Trimble is working closely with Microsoft to bring Hololens technology to AEC. Hololens is a wearable, self-contained holographic display computer. Users can interact with 3D models that blend into the view of real objects. The Hololens display can be adjusted on a continuum from ‘real objects only’ to ‘digital model only’ – or anywhere in between. Trimble is working from a deviceagnostic perspective. In addition to Microsoft Hololens, it’s also exploring the use of the Google Tango platform to develop augmented reality applications and Facebook Oculus Rift for virtual reality.

Two on-going pilot projects with very large companies highlight what Trimble is developing.

With engineering giant AECOM, Trimble is developing a system for collaborative review of engineering design from a construction perspective. Engineering data and site data collected by drones are overlaid for viewing inside a Microsoft Hololens display system. Design alternatives can be explored in a collaborative context and team members can immediately see how the changes will interact with the existing site.

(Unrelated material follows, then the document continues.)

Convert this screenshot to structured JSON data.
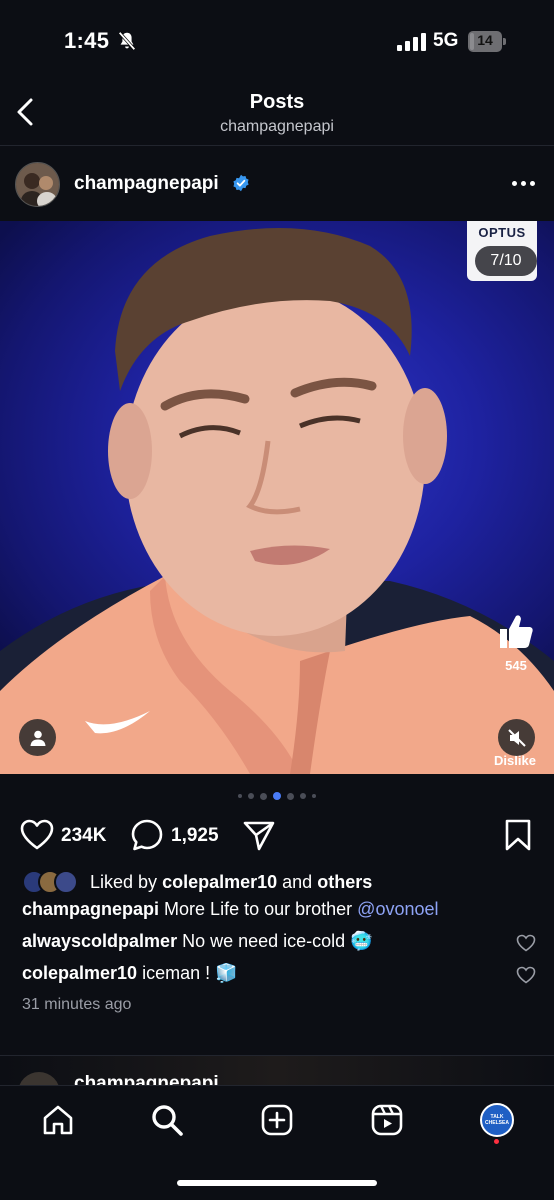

In June 2016, Trimble announced a mixed reality pilot program with CSCEC Group 1, one of the largest construction firms in China. Similar to the AECOM pilot, drone data will be blended with design, but for construction operational overview, not engineering review. Given the need for on-site collaboration in the Group 1 pilot, the Google Tango tabletbased augmented reality technology may play the lead role from the display side.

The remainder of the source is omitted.